Des prêts immobiliers ou pour l’achat d’une voiture commencent aussi à être lancés. Et les taux d’intérêts oscillent autour de 17%. En revanche, les formalités pour avoir le bonheur dans les prêts, sont allégées au strict minimum, la réponse dans les quarante huit heures, les frais y afférents réduits. Il est donc clair que le taux directeur de notre Banque centrale, les 9,5 %, n’a pas tellement produit l’efficacité voulue et attendue. Encore moins l’effet qu’il a suscité.
D’autres aspects des rouages financiers n’ont pas été exposés à ce point de presse. Comme les réformes du Marché interbancaire de devises, MID. Candidat à la présidentielle, Jean Jacques Ratsietison a proposé le retour à la parité fixe. Une alternative peu fiable. Des voix soutiennent le recours à une seule monnaie-étalon, soit le dollar, soit l’euro. Certains souhaitent la valorisation des réserves d’or. Il aurait été intéressant de savoir le niveau des réserves en devises, en combien de mois d’importation.
La situation du ratio des dettes extérieure, soit la part des recettes d’exportation allouée au paiement des encours. Ou encore la facture ou « fracture » pétrolière. Le Groupement des pétroliers a noté la parité de l’ariary au MID, face au dollar, sur les fluctuations des prix du carburant. Un sujet qui soulève des débats passionnés, exacerbés par le « véto » présidentiel imposant la baisse des prix à la pompe.
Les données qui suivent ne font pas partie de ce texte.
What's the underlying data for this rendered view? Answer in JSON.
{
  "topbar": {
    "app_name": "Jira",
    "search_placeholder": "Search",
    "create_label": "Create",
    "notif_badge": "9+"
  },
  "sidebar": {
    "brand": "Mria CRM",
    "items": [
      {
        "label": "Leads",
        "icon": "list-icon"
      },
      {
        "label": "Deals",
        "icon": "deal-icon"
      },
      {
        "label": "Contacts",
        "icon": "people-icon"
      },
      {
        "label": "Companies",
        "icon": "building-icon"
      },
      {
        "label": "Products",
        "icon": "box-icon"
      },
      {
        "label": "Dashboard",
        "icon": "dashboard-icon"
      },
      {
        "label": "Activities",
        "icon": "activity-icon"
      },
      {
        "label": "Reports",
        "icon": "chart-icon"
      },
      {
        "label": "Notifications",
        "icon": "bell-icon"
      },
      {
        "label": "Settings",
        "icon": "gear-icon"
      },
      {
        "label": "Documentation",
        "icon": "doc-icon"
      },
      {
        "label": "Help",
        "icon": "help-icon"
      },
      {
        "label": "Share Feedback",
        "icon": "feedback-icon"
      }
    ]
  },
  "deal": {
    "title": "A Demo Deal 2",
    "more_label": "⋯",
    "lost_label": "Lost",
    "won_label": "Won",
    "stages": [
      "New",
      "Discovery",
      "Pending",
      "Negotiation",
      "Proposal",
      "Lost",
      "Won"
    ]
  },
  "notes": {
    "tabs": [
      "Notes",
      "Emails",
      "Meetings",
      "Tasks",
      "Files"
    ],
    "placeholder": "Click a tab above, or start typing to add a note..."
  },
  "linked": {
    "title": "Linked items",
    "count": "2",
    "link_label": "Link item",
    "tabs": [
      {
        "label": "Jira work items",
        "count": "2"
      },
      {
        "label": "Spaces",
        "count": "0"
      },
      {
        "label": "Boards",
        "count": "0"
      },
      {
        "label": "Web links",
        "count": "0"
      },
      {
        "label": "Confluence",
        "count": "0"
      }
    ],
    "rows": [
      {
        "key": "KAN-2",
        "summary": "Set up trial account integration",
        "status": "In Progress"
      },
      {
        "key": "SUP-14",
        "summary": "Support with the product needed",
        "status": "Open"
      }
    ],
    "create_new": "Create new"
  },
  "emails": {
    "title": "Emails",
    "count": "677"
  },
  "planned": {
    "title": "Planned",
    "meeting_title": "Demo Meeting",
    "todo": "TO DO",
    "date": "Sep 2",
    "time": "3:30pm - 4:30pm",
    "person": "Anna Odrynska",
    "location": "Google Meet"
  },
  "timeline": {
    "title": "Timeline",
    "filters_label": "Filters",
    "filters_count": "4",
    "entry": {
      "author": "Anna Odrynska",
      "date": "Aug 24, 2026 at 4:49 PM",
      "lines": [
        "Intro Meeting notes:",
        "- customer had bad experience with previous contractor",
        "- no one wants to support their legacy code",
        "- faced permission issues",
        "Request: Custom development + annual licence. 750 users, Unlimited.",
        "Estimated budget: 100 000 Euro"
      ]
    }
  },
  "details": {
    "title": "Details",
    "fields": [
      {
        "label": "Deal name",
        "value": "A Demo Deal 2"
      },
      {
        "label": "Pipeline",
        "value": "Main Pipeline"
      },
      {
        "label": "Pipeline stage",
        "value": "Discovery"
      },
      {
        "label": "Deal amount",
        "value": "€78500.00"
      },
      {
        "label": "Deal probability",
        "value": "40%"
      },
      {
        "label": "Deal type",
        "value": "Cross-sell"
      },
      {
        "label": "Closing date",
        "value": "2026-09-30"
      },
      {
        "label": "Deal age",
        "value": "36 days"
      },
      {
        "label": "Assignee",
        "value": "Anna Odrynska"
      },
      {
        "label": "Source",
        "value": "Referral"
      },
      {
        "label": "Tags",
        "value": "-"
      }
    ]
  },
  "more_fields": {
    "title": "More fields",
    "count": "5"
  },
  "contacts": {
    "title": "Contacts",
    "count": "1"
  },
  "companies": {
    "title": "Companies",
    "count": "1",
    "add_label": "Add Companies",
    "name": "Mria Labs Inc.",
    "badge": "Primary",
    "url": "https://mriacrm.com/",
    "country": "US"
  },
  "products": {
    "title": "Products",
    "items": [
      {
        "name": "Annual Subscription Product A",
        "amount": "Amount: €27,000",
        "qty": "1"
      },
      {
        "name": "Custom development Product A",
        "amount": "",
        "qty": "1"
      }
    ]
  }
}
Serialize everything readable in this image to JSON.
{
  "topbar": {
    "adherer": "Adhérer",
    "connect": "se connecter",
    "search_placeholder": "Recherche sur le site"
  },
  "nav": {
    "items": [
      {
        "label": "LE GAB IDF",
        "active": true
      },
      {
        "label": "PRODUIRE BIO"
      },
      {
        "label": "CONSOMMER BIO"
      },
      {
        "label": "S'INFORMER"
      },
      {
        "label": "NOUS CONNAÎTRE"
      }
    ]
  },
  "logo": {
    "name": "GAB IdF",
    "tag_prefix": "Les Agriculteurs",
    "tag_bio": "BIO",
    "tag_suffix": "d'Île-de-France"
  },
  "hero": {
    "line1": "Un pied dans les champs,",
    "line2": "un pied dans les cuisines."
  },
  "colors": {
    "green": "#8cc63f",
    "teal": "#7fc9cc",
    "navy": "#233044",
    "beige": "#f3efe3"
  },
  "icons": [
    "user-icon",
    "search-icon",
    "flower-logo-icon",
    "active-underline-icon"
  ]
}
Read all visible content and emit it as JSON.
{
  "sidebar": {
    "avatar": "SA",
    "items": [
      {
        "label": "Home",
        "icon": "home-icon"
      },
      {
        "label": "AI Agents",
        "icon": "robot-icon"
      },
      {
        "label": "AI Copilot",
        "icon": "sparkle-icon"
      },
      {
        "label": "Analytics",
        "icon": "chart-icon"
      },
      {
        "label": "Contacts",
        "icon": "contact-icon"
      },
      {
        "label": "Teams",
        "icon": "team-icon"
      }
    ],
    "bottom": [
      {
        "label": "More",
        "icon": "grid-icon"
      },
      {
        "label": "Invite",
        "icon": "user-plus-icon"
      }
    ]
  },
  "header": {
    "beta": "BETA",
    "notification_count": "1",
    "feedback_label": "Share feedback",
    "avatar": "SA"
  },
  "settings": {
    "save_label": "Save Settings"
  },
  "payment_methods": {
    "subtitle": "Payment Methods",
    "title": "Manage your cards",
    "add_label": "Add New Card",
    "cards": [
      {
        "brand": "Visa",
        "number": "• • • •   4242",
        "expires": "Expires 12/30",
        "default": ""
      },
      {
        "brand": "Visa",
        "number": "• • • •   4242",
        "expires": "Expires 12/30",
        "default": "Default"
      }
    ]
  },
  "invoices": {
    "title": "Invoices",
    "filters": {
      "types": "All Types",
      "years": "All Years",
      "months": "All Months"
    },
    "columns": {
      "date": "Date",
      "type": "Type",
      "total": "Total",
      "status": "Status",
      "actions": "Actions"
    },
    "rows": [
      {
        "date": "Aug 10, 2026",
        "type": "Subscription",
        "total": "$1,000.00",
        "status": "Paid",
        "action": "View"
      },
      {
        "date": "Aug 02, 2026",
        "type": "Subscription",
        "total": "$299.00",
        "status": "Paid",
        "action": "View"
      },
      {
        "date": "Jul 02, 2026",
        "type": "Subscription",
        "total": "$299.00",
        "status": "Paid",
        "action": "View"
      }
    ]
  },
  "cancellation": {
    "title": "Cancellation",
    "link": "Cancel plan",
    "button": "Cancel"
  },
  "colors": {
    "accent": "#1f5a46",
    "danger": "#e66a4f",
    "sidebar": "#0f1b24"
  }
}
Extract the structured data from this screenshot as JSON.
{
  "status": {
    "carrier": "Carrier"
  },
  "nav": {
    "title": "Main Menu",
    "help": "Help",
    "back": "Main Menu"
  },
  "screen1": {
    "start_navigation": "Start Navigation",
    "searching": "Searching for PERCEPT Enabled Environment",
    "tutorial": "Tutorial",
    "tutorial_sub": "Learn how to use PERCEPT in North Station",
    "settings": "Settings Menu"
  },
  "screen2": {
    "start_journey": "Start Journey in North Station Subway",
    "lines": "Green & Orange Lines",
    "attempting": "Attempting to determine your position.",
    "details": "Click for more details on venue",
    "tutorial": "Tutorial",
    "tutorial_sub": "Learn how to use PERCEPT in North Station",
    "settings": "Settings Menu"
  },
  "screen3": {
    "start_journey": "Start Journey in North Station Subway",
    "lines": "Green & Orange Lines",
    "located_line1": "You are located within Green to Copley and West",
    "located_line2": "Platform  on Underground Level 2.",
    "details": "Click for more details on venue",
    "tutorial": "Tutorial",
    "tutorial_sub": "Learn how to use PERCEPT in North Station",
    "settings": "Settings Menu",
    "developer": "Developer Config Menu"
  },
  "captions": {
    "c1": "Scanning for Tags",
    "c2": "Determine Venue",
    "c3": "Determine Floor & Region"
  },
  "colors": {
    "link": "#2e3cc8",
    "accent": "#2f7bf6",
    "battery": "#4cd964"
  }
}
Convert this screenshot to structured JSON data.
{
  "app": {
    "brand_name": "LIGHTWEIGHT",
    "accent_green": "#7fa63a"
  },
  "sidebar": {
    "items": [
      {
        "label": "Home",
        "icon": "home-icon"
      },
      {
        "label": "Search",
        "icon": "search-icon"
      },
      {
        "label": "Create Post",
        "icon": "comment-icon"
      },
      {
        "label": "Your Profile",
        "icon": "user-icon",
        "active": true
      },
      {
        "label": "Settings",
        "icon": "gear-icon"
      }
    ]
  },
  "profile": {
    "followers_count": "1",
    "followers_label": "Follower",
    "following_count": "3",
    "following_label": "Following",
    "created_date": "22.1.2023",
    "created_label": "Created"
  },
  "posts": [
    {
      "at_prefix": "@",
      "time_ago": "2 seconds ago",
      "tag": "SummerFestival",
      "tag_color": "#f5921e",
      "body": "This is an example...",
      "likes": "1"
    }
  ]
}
Un autre volet tout aussi important. L’incidence des pluies de dollars de ces derniers jours. Les 43,8 millions de dollars du FMI, les 292 puis les 392 millions de dollars de la Banque Mondiale. À l’évidence, aucun effet sur les valeurs transactionnelles de l’ariary au MID. Les cours de la monnaie nationale continuent de chuter, à l’origine de l’érosion du pouvoir d’achat déjà inexistant, selon les analyses fatalistes de Jean Jacques Ratsietison.
La solution va-t-elle venir d’un taux de bancarisation plus significative? De l’ordre de 5% aujourd’hui, il témoigne de la vitalité d’un circuit financier parallèle florissant. Tout comme le marché noir en plein jour des devises. Sous l’ombre des cocotiers à Antsahavola, qui n’a jamais si bien porté son appellation, le champ de l’argent, ou le long de l’avenue de l’Indépendance, haut lieu des trafics en tous genres. Pour des Malgaches peu instruits, déposer leurs avoirs en banque signifierait les donner à quelqu’un qu’ils ne connaissent pas. Avec les risques que cela suppose. Une fausse idée reçue à rectifier. À tout prix, coûte que coûte.